Here we will define and explain Neural Networks from scratch. We will also attempt to create a NN using Python code.

Neural Networks are structures that try to emulate the neurons in the brains of living biological beings. They are at the core of deep learning algorithms and are thus integral to Artificial Intelligence.

In their simplest form, NN are analogous to functions in mathematics; in fact, that is exactly what they are. The basic function, \(f(x) = y\) , takes as input the value for \(x\) and gives an output of \(y\) . Likewise, neural networks consist of inputs and outputs.

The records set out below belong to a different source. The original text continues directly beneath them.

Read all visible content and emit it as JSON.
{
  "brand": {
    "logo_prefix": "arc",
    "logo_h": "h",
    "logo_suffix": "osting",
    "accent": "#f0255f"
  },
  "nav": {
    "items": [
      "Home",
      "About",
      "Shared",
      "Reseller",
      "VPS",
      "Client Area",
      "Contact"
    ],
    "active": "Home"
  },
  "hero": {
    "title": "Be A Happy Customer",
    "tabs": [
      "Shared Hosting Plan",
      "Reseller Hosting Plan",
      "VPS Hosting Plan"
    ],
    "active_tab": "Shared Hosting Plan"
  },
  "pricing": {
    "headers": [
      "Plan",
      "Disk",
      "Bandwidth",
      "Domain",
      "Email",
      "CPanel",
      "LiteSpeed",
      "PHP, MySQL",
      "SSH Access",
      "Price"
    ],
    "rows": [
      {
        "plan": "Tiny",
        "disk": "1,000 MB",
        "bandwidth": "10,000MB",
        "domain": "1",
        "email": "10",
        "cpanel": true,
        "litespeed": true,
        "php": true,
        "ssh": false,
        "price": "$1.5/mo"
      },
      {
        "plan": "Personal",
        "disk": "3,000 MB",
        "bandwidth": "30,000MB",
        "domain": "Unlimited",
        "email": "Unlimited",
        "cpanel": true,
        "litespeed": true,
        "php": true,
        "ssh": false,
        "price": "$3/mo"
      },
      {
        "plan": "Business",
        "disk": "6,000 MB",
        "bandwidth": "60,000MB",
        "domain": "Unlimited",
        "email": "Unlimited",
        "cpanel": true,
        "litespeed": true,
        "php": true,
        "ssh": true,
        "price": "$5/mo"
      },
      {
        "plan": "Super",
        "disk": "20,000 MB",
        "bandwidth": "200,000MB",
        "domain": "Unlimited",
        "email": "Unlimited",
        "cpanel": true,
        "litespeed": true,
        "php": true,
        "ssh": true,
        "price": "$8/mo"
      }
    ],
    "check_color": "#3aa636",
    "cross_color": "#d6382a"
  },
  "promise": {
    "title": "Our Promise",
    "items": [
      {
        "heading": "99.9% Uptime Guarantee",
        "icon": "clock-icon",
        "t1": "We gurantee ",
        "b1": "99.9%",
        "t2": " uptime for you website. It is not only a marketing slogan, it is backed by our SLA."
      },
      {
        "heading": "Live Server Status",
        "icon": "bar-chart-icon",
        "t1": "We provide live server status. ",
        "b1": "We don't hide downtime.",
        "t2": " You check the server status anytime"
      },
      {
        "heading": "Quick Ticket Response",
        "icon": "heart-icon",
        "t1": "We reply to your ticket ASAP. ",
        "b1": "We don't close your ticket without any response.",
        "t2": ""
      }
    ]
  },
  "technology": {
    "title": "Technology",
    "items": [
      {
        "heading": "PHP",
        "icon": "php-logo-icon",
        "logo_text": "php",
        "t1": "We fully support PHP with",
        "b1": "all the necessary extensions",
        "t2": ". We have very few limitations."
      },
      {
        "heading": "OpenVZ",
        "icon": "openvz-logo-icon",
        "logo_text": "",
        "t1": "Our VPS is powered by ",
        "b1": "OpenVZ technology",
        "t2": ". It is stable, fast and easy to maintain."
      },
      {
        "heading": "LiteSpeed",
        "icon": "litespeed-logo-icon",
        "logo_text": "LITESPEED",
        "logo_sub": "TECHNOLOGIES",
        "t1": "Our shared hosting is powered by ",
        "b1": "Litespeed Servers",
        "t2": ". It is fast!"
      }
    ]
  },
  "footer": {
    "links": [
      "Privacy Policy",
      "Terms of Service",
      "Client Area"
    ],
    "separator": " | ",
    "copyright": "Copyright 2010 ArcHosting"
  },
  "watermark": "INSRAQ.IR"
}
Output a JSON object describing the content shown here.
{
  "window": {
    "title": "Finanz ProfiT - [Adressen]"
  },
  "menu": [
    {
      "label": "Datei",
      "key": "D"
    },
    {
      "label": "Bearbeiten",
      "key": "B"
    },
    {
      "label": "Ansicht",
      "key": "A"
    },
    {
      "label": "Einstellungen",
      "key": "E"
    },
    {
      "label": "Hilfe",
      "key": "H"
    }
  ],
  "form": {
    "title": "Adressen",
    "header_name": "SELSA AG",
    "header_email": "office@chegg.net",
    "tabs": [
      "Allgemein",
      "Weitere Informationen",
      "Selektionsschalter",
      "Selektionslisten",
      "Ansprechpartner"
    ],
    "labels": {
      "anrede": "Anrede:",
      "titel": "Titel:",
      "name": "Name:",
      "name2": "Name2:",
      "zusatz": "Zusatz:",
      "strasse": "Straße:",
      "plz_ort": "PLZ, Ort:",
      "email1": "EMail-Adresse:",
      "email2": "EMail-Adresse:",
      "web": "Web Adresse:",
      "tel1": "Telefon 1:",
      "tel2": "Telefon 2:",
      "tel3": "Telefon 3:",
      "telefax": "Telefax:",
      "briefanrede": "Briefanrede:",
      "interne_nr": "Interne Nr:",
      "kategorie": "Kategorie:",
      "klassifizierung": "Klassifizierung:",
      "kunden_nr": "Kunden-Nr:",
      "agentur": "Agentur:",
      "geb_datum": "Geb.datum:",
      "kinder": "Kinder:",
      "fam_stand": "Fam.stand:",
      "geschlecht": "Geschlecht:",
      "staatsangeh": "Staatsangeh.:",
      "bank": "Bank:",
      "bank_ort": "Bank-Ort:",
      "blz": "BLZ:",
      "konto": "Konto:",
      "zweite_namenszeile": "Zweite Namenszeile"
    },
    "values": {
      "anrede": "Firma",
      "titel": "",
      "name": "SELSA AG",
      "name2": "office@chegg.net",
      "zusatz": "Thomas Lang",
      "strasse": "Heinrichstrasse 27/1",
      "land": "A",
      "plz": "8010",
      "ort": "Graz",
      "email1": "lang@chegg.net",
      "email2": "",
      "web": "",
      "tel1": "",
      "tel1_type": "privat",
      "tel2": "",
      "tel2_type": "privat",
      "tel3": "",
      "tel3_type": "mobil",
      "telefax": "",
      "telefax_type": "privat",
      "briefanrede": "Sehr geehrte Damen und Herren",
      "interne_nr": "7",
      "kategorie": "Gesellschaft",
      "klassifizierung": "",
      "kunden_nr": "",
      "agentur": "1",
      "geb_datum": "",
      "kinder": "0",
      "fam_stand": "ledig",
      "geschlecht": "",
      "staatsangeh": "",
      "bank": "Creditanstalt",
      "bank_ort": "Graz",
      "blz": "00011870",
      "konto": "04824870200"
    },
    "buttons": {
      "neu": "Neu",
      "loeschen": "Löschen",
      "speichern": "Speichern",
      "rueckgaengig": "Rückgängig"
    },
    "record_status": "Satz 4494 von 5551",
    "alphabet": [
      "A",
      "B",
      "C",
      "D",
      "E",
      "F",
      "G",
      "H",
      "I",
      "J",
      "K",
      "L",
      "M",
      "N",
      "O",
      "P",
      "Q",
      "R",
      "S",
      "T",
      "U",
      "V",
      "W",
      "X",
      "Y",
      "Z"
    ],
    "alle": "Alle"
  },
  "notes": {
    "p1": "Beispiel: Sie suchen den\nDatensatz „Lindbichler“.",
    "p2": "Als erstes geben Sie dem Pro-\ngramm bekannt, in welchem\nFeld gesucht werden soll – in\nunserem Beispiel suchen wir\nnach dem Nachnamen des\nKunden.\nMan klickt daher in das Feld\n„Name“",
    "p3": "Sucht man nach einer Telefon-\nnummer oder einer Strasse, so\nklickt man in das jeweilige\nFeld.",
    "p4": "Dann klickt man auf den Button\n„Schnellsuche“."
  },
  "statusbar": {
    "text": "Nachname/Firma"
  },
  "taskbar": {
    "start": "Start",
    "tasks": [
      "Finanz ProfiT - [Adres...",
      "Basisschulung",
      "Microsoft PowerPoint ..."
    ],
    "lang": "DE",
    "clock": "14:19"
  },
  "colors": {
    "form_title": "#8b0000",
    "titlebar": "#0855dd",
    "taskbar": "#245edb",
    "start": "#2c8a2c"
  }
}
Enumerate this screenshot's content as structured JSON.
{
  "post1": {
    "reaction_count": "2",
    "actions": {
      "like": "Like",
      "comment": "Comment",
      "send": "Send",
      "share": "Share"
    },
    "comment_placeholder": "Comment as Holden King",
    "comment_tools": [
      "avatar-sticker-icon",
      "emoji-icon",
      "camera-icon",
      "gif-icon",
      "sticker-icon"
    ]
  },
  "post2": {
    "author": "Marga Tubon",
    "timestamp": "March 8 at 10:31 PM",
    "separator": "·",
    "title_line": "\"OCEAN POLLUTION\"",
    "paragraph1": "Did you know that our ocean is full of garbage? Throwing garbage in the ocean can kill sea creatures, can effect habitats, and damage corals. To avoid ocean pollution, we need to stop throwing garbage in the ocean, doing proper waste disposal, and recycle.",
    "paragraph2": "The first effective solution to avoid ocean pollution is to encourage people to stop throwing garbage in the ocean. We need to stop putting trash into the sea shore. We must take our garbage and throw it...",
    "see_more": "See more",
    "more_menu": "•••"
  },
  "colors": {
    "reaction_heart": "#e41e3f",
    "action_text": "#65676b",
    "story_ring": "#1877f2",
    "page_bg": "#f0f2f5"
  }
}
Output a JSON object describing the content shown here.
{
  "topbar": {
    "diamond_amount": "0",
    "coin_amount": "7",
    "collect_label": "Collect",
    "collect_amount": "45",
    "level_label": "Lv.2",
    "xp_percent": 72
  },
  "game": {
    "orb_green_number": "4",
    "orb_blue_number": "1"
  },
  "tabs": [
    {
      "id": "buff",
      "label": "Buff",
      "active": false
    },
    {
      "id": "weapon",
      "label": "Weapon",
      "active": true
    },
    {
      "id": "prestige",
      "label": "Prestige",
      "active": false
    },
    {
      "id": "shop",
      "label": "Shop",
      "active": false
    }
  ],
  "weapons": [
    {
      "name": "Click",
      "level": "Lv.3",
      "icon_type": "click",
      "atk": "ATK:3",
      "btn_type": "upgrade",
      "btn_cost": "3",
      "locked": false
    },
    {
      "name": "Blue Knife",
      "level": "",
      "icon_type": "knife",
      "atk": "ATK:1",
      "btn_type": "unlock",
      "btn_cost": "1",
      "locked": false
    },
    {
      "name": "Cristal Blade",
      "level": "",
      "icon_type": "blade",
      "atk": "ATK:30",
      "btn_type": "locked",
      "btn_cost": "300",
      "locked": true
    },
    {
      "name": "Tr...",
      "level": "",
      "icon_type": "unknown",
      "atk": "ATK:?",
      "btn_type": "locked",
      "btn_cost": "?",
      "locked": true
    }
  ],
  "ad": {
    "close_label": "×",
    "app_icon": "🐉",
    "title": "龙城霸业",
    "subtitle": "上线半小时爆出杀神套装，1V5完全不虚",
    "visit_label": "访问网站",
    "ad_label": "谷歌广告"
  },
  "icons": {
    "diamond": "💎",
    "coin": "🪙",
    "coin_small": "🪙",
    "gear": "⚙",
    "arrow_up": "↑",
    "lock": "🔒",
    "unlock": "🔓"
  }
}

NN's consist of layers of nodes. There is the input layer, the hidden layer and the ouput layer. Data is fed into the input layer of nodes and based on the state of the data and of the condition of the nodes, a decision is made to arrive at some outcome. Below we will explain how these nodes function and operate.

Perceptron

One of the simplest forms of NN is known as a perceptron. A perceptron is a single node consisting of input data, weights, a bias and an output. Input can be thought of as certain conditions or decisions to be made, weights can be used to determine the importance of those decisions and a bias can be used to determine whether or not the node will fire. The formula for the perceptron looks like this:

\[\sum_{i=1}^{m}{w_i}{x_i} + b = w_1x_1 + w_2x_2 + w_mx_m + b\]

The above formula states that multiplying each input \(x_i\) by its weight \(w_i\) and adding them together along with the bias \(b\) will give us a value.